During the period of the incident, some customers would have noticed some uncached derivative images returning errors. Only Google Cloud Storage, Web Folders, and Web Proxy Sources were impacted. The errors during this time accounted for less than 0.2% of total requests served.
Cached derivative images were not impacted and continued to be served as normal.
One of our internet providers suffered simultaneous fiber optic cable cuts near Fort Worth, TX, and Milwaukee, WI, resulting in increased packet loss and latency within their network. This caused timeouts and errors for a portion of imgix’s fetch requests from customer origins.

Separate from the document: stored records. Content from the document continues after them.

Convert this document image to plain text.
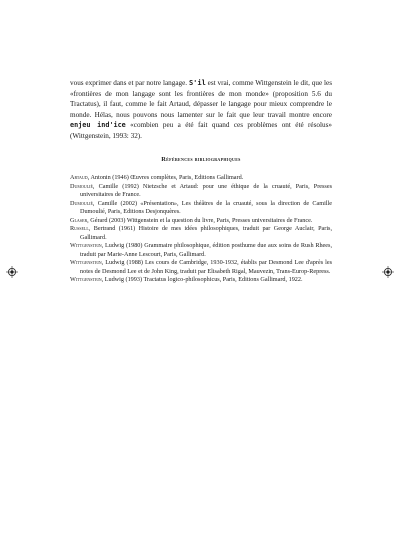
vous exprimer dans et par notre langage. S'il est vrai, comme Wittgenstein le dit, que les «frontières de mon langage sont les frontières de mon monde» (proposition 5.6 du Tractatus), il faut, comme le fait Artaud, dépasser le langage pour mieux comprendre le monde. Hélas, nous pouvons nous lamenter sur le fait que leur travail montre encore enjeu ind'ice «combien peu a été fait quand ces problèmes ont été résolus» (Wittgenstein, 1993: 32).
Références bibliographiques

Artaud, Antonin (1946) Œuvres complètes, Paris, Editions Gallimard.

Dumoulié, Camille (1992) Nietzsche et Artaud: pour une éthique de la cruauté, Paris, Presses universitaires de France.

Dumoulié, Camille (2002) «Présentation», Les théâtres de la cruauté, sous la direction de Camille Dumoulié, Paris, Editions Desjonquères.

Glaser, Gérard (2003) Wittgenstein et la question du livre, Paris, Presses universitaires de France.

Russell, Bertrand (1961) Histoire de mes idées philosophiques, traduit par George Auclair, Paris, Gallimard.

Wittgenstein, Ludwig (1980) Grammaire philosophique, édition posthume due aux soins de Rush Rhees, traduit par Marie-Anne Lescourt, Paris, Gallimard.

Wittgenstein, Ludwig (1988) Les cours de Cambridge, 1930-1932, établis par Desmond Lee d'après les notes de Desmond Lee et de John King, traduit par Elisabeth Rigal, Mauvezin, Trans-Europ-Repress.

Wittgenstein, Ludwig (1993) Tractatus logico-philosophicus, Paris, Editions Gallimard, 1922.
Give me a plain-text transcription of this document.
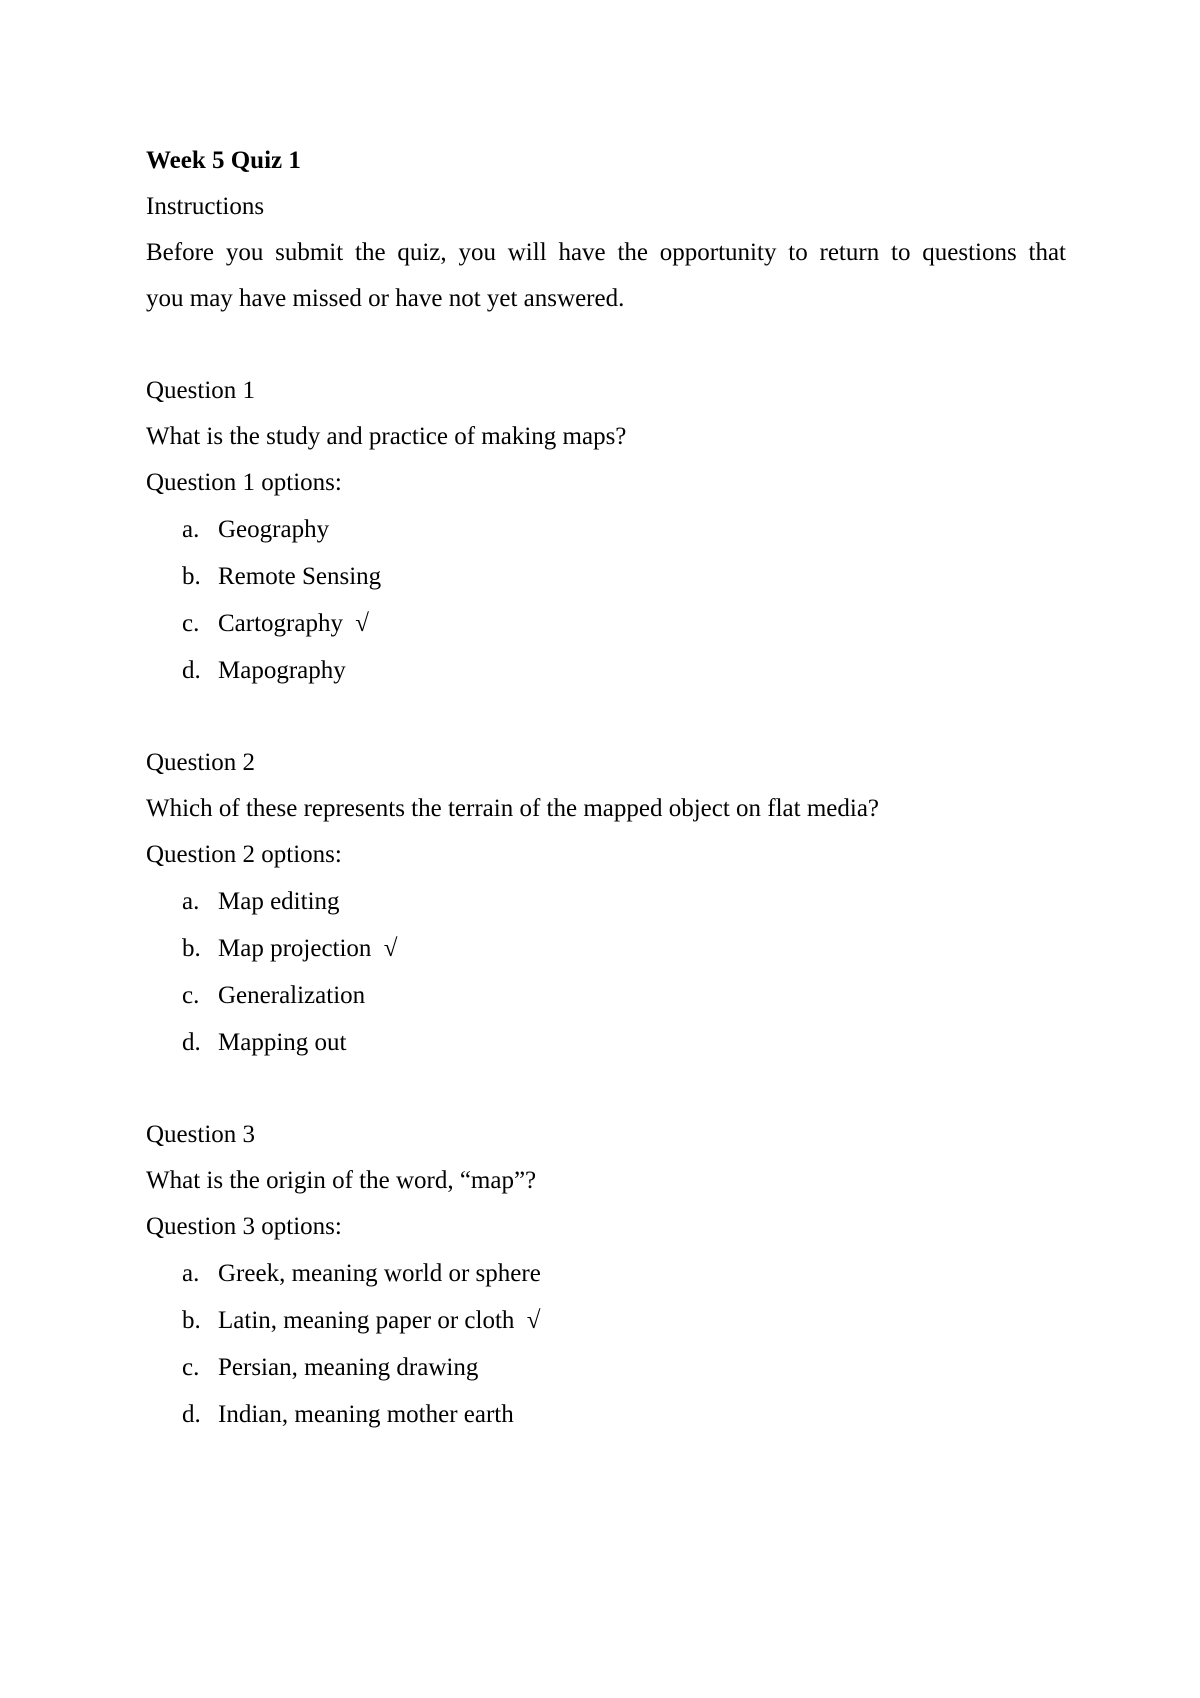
Week 5 Quiz 1

Instructions

Before you submit the quiz, you will have the opportunity to return to questions that
you may have missed or have not yet answered.

Question 1

What is the study and practice of making maps?

Question 1 options:

a. Geography
b. Remote Sensing
c. Cartography √
d. Mapography

Question 2

Which of these represents the terrain of the mapped object on flat media?

Question 2 options:

a. Map editing
b. Map projection √
c. Generalization
d. Mapping out

Question 3

What is the origin of the word, “map”?

Question 3 options:

a. Greek, meaning world or sphere
b. Latin, meaning paper or cloth √
c. Persian, meaning drawing
d. Indian, meaning mother earth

Because the errors across the service were relatively low, our monitoring did not catch the issue immediately, which resulted in a delay in routing traffic away from the problematic provider.
What will imgix do to prevent this in the future?
We will add additional monitoring to be able to detect issues of this nature more quickly.
We note that the tools to quickly route traffic to alternate providers were already in place and well documented.